I got a Christmas card from my MIL last night. And I was annoyed. Big time. It seems so stupid. So insignificant. I'll bet I'm reading into the thing too much. But something about it just pissed me off.
It was a gold card. Very "old ladyish". Very religious. The kind with some artistic rendition of The Virgin Mary and Baby Jesus. I think it was one of those cards, that when purchased, some money goes to some charity.
Inside, she included two pictures. One of the family, posed for a "family reunion picture" at a family funeral. Taking the picture was a minefield of chaos. Lots of chickens with their heads cut off. MIL shouting "just take the picture! Keep snapping." No one was arranged. The lighting was horrible. Plus, it was a really difficult day. As they organized the photo, I was pounding a Chardonnay at the bar. MIL's sister, the photographer, says, "don't you want to be in the photo?". I knew there was tons of time to make it out, as the chickens hadn't run around enough yet to settle into picture mode. In most of the pictures, me and my family are squished in the back. You can hardly see us. But MIL is grinning wildly in the front. In a blazing white dress, surrounded by "her family." The second photo is a shot of her and FIL, cuddled up.
Not an unusual card. If it came from anyone else, I wouldn't think twice. But the thing is, I recieved this Christmas card as a follow up. As in, she received my card, complete with a bunch of pictures of the kids (I sent them to all the grandparents. Few of them take pictures of my kids.). So, she got my card, dug some card out and sent me a card with her pictures in it (she referenced my pictures in her card, so I know she got ours first). It just felt phony. And, hell, I don't know what the right word would be. I just felt wrong. She sent the card purely because I sent her a card. For no other reason. She added the photos because she has to mimic me. She's done this to me before. It feels so "tit for tat". OH, Jessie did this, maybe if I do it too, she'll look favorably on me. She'll have to like me! She'll think I'm nice/kind/thoughtful. It didn't feel genuine or authentic or something she wanted to do. Most years she states "Thanks for your card, Jessie! I didn't send out cards. I was busy. I just didn't have time." Which, as I write it doesn't sound bad, but is so classic her. She can't give me a compliment without somehow also negating it or justifying and excusing herself. Can't she just say "thanks for the Christmas card." and leave it at that? Why does she have to be in every conversation? (That's rhetorical, I know the answer).

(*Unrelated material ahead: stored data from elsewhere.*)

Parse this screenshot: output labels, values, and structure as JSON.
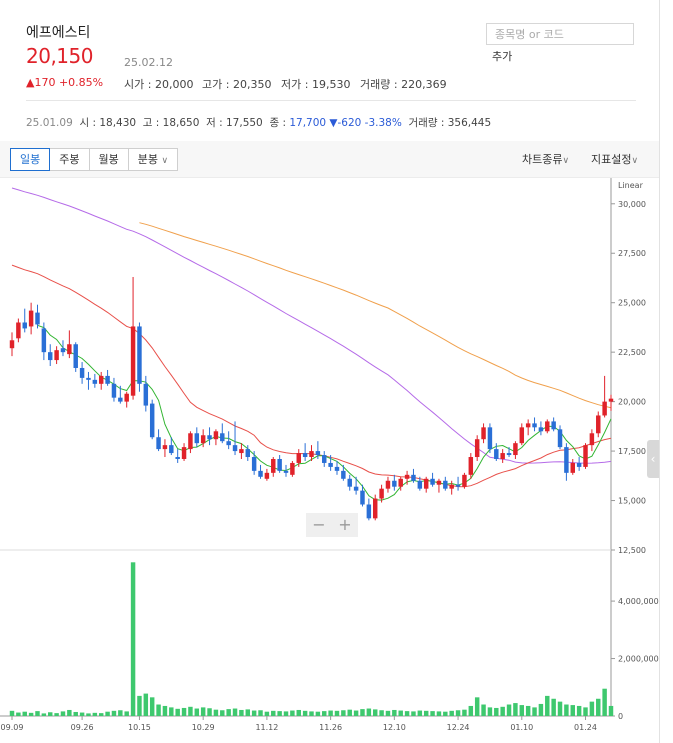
{
  "stock": {
    "name": "에프에스티",
    "price": "20,150",
    "date": "25.02.12",
    "change": "▲170 +0.85%",
    "open_label": "시가",
    "open": "20,000",
    "high_label": "고가",
    "high": "20,350",
    "low_label": "저가",
    "low": "19,530",
    "volume_label": "거래량",
    "volume": "220,369"
  },
  "search": {
    "placeholder": "종목명 or 코드",
    "add_label": "추가"
  },
  "previous": {
    "date": "25.01.09",
    "open_label": "시",
    "open": "18,430",
    "high_label": "고",
    "high": "18,650",
    "low_label": "저",
    "low": "17,550",
    "close_label": "종",
    "close": "17,700",
    "change": "▼-620 -3.38%",
    "volume_label": "거래량",
    "volume": "356,445"
  },
  "toolbar": {
    "tabs": [
      "일봉",
      "주봉",
      "월봉",
      "분봉"
    ],
    "active_tab": 0,
    "chart_type_label": "차트종류",
    "indicator_label": "지표설정"
  },
  "colors": {
    "up": "#e0222a",
    "down": "#2a6fd6",
    "ma5": "#32b532",
    "ma20": "#e8504a",
    "ma60": "#b56be8",
    "ma120": "#f0a04c",
    "volume": "#3ec86e"
  },
  "chart_data": {
    "type": "candlestick",
    "scale_label": "Linear",
    "price_ticks": [
      "30,000",
      "27,500",
      "25,000",
      "22,500",
      "20,000",
      "17,500",
      "15,000",
      "12,500"
    ],
    "volume_ticks": [
      "4,000,000",
      "2,000,000",
      "0"
    ],
    "x_labels": [
      "09.09",
      "09.26",
      "10.15",
      "10.29",
      "11.12",
      "11.26",
      "12.10",
      "12.24",
      "01.10",
      "01.24"
    ],
    "x_label_index": [
      0,
      11,
      20,
      30,
      40,
      50,
      60,
      70,
      80,
      90
    ],
    "candles": [
      {
        "o": 22700,
        "h": 23500,
        "l": 22300,
        "c": 23100
      },
      {
        "o": 23200,
        "h": 24200,
        "l": 23000,
        "c": 24000
      },
      {
        "o": 24000,
        "h": 24700,
        "l": 23500,
        "c": 23700
      },
      {
        "o": 23800,
        "h": 25000,
        "l": 23400,
        "c": 24600
      },
      {
        "o": 24500,
        "h": 24900,
        "l": 23700,
        "c": 23900
      },
      {
        "o": 23700,
        "h": 24000,
        "l": 22100,
        "c": 22500
      },
      {
        "o": 22500,
        "h": 22900,
        "l": 21800,
        "c": 22100
      },
      {
        "o": 22100,
        "h": 22800,
        "l": 21900,
        "c": 22600
      },
      {
        "o": 22700,
        "h": 23100,
        "l": 22300,
        "c": 22500
      },
      {
        "o": 22400,
        "h": 23600,
        "l": 22200,
        "c": 22900
      },
      {
        "o": 22900,
        "h": 23000,
        "l": 21500,
        "c": 21700
      },
      {
        "o": 21700,
        "h": 22000,
        "l": 20900,
        "c": 21200
      },
      {
        "o": 21200,
        "h": 21500,
        "l": 20600,
        "c": 21100
      },
      {
        "o": 21100,
        "h": 21400,
        "l": 20700,
        "c": 20900
      },
      {
        "o": 20900,
        "h": 21500,
        "l": 20600,
        "c": 21300
      },
      {
        "o": 21300,
        "h": 21600,
        "l": 20800,
        "c": 20900
      },
      {
        "o": 20900,
        "h": 21200,
        "l": 20000,
        "c": 20200
      },
      {
        "o": 20200,
        "h": 20800,
        "l": 19900,
        "c": 20000
      },
      {
        "o": 20000,
        "h": 20500,
        "l": 19700,
        "c": 20400
      },
      {
        "o": 20300,
        "h": 26300,
        "l": 20100,
        "c": 23800
      },
      {
        "o": 23800,
        "h": 24000,
        "l": 20500,
        "c": 20900
      },
      {
        "o": 20900,
        "h": 21300,
        "l": 19500,
        "c": 19800
      },
      {
        "o": 19900,
        "h": 20100,
        "l": 18100,
        "c": 18200
      },
      {
        "o": 18200,
        "h": 18600,
        "l": 17500,
        "c": 17600
      },
      {
        "o": 17600,
        "h": 18100,
        "l": 17200,
        "c": 17800
      },
      {
        "o": 17800,
        "h": 18200,
        "l": 17300,
        "c": 17400
      },
      {
        "o": 17200,
        "h": 17600,
        "l": 16900,
        "c": 17100
      },
      {
        "o": 17100,
        "h": 17900,
        "l": 17000,
        "c": 17700
      },
      {
        "o": 17600,
        "h": 18500,
        "l": 17400,
        "c": 18400
      },
      {
        "o": 18400,
        "h": 18700,
        "l": 17700,
        "c": 17900
      },
      {
        "o": 17900,
        "h": 18600,
        "l": 17700,
        "c": 18300
      },
      {
        "o": 18300,
        "h": 18700,
        "l": 17800,
        "c": 18100
      },
      {
        "o": 18100,
        "h": 18600,
        "l": 17800,
        "c": 18500
      },
      {
        "o": 18400,
        "h": 18900,
        "l": 17900,
        "c": 18000
      },
      {
        "o": 18000,
        "h": 18500,
        "l": 17600,
        "c": 17800
      },
      {
        "o": 17800,
        "h": 19000,
        "l": 17300,
        "c": 17500
      },
      {
        "o": 17400,
        "h": 17900,
        "l": 17100,
        "c": 17600
      },
      {
        "o": 17600,
        "h": 17800,
        "l": 17000,
        "c": 17200
      },
      {
        "o": 17200,
        "h": 17500,
        "l": 16300,
        "c": 16500
      },
      {
        "o": 16500,
        "h": 16800,
        "l": 16100,
        "c": 16200
      },
      {
        "o": 16100,
        "h": 16600,
        "l": 16000,
        "c": 16400
      },
      {
        "o": 16400,
        "h": 17200,
        "l": 16200,
        "c": 17100
      },
      {
        "o": 17100,
        "h": 17300,
        "l": 16400,
        "c": 16500
      },
      {
        "o": 16500,
        "h": 16800,
        "l": 16200,
        "c": 16400
      },
      {
        "o": 16300,
        "h": 17000,
        "l": 16200,
        "c": 16900
      },
      {
        "o": 16900,
        "h": 17600,
        "l": 16700,
        "c": 17400
      },
      {
        "o": 17400,
        "h": 17900,
        "l": 17000,
        "c": 17200
      },
      {
        "o": 17200,
        "h": 17800,
        "l": 17000,
        "c": 17500
      },
      {
        "o": 17500,
        "h": 18000,
        "l": 17100,
        "c": 17300
      },
      {
        "o": 17300,
        "h": 17500,
        "l": 16700,
        "c": 16900
      },
      {
        "o": 16900,
        "h": 17300,
        "l": 16500,
        "c": 16700
      },
      {
        "o": 16700,
        "h": 17000,
        "l": 16300,
        "c": 16500
      },
      {
        "o": 16500,
        "h": 16800,
        "l": 16000,
        "c": 16100
      },
      {
        "o": 16100,
        "h": 16300,
        "l": 15500,
        "c": 15700
      },
      {
        "o": 15700,
        "h": 16200,
        "l": 15300,
        "c": 15500
      },
      {
        "o": 15500,
        "h": 15800,
        "l": 14700,
        "c": 14800
      },
      {
        "o": 14800,
        "h": 15100,
        "l": 14000,
        "c": 14100
      },
      {
        "o": 14100,
        "h": 15300,
        "l": 14000,
        "c": 15100
      },
      {
        "o": 15100,
        "h": 15800,
        "l": 14900,
        "c": 15600
      },
      {
        "o": 15600,
        "h": 16200,
        "l": 15400,
        "c": 16000
      },
      {
        "o": 16000,
        "h": 16300,
        "l": 15500,
        "c": 15700
      },
      {
        "o": 15700,
        "h": 16200,
        "l": 15500,
        "c": 16100
      },
      {
        "o": 16100,
        "h": 16500,
        "l": 15800,
        "c": 16300
      },
      {
        "o": 16300,
        "h": 16600,
        "l": 15900,
        "c": 16000
      },
      {
        "o": 16000,
        "h": 16200,
        "l": 15500,
        "c": 15600
      },
      {
        "o": 15600,
        "h": 16200,
        "l": 15400,
        "c": 16100
      },
      {
        "o": 16100,
        "h": 16400,
        "l": 15700,
        "c": 15800
      },
      {
        "o": 15800,
        "h": 16100,
        "l": 15400,
        "c": 16000
      },
      {
        "o": 16000,
        "h": 16200,
        "l": 15500,
        "c": 15600
      },
      {
        "o": 15600,
        "h": 16000,
        "l": 15300,
        "c": 15800
      },
      {
        "o": 15800,
        "h": 16200,
        "l": 15500,
        "c": 15700
      },
      {
        "o": 15700,
        "h": 16400,
        "l": 15600,
        "c": 16300
      },
      {
        "o": 16300,
        "h": 17400,
        "l": 16100,
        "c": 17200
      },
      {
        "o": 17200,
        "h": 18300,
        "l": 17000,
        "c": 18100
      },
      {
        "o": 18100,
        "h": 18900,
        "l": 17900,
        "c": 18700
      },
      {
        "o": 18700,
        "h": 18900,
        "l": 17400,
        "c": 17600
      },
      {
        "o": 17600,
        "h": 17900,
        "l": 17000,
        "c": 17100
      },
      {
        "o": 17100,
        "h": 17600,
        "l": 16900,
        "c": 17400
      },
      {
        "o": 17400,
        "h": 17700,
        "l": 17200,
        "c": 17300
      },
      {
        "o": 17300,
        "h": 18000,
        "l": 17100,
        "c": 17900
      },
      {
        "o": 17900,
        "h": 18900,
        "l": 17800,
        "c": 18700
      },
      {
        "o": 18700,
        "h": 19100,
        "l": 18300,
        "c": 18900
      },
      {
        "o": 18900,
        "h": 19200,
        "l": 18500,
        "c": 18700
      },
      {
        "o": 18700,
        "h": 19000,
        "l": 18300,
        "c": 18500
      },
      {
        "o": 18500,
        "h": 19100,
        "l": 18400,
        "c": 19000
      },
      {
        "o": 19000,
        "h": 19200,
        "l": 18500,
        "c": 18600
      },
      {
        "o": 18600,
        "h": 18800,
        "l": 17600,
        "c": 17700
      },
      {
        "o": 17700,
        "h": 17900,
        "l": 16000,
        "c": 16400
      },
      {
        "o": 16400,
        "h": 17100,
        "l": 16300,
        "c": 16900
      },
      {
        "o": 16900,
        "h": 17200,
        "l": 16500,
        "c": 16700
      },
      {
        "o": 16700,
        "h": 17900,
        "l": 16600,
        "c": 17800
      },
      {
        "o": 17800,
        "h": 18600,
        "l": 17500,
        "c": 18400
      },
      {
        "o": 18400,
        "h": 19500,
        "l": 18200,
        "c": 19300
      },
      {
        "o": 19300,
        "h": 21300,
        "l": 19200,
        "c": 20000
      },
      {
        "o": 20000,
        "h": 20350,
        "l": 19530,
        "c": 20150
      }
    ],
    "volumes": [
      180000,
      120000,
      150000,
      110000,
      170000,
      90000,
      130000,
      100000,
      160000,
      210000,
      140000,
      120000,
      90000,
      110000,
      100000,
      150000,
      180000,
      200000,
      160000,
      5350000,
      700000,
      780000,
      650000,
      400000,
      350000,
      300000,
      250000,
      280000,
      320000,
      260000,
      300000,
      270000,
      220000,
      200000,
      240000,
      260000,
      210000,
      230000,
      190000,
      200000,
      150000,
      180000,
      170000,
      160000,
      190000,
      210000,
      180000,
      160000,
      150000,
      170000,
      190000,
      180000,
      200000,
      220000,
      190000,
      240000,
      260000,
      230000,
      200000,
      180000,
      210000,
      190000,
      170000,
      160000,
      190000,
      180000,
      170000,
      160000,
      150000,
      180000,
      200000,
      220000,
      350000,
      650000,
      400000,
      300000,
      280000,
      320000,
      400000,
      450000,
      380000,
      350000,
      300000,
      420000,
      700000,
      600000,
      500000,
      400000,
      380000,
      350000,
      300000,
      500000,
      600000,
      950000,
      350000
    ],
    "ylim": [
      12500,
      31000
    ],
    "vol_max": 5500000
  }
}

It irritates me too that she can't just let anything be mine. It's almost like when she quit trying to "convert" me to her, she changed tactics and thought she'd pretend to be me. This mirroring and mimicking she does of me, drives me nuts. I can't just have anything be mine. If I send pictures, she sends pictures. If I say I don't like to bake, she suddenly remarks how she no longer bakes, sort of kind of. I get lots of praise for how pretty my Christmas packages look, so she somehow figures out how to wrap a gift so it doesn't look like a monkey did it (I know it's petty, it's not about the gifts, it's about her suddenly changing to be more like me. It's creepy to me.). She changes her hobbies, eating style, extracurricular activities to "fit in". And it annoys me that she thinks I'm so stupid that I'll think better of her because she wraps a few gifts (still not well, I might add, just to be bitchy because I'm feeling that way) or sends me a photo of her snuggled up to her husband in the picture perfect picture of "true love".
She wrote in the card how she "can't wait to see you!". A visit she finagled (she can't manage to get us gifts during the TWO other times-sometimes three-that she sees us during the holidays. She has to have a 'special time' to drop them off.) She shows up tomorrow. I'm trying to not be annoyed. I wish I could change my attitude. I wish I could be more gracious. I wish I wasn't already dreading her. But I am. Fuck.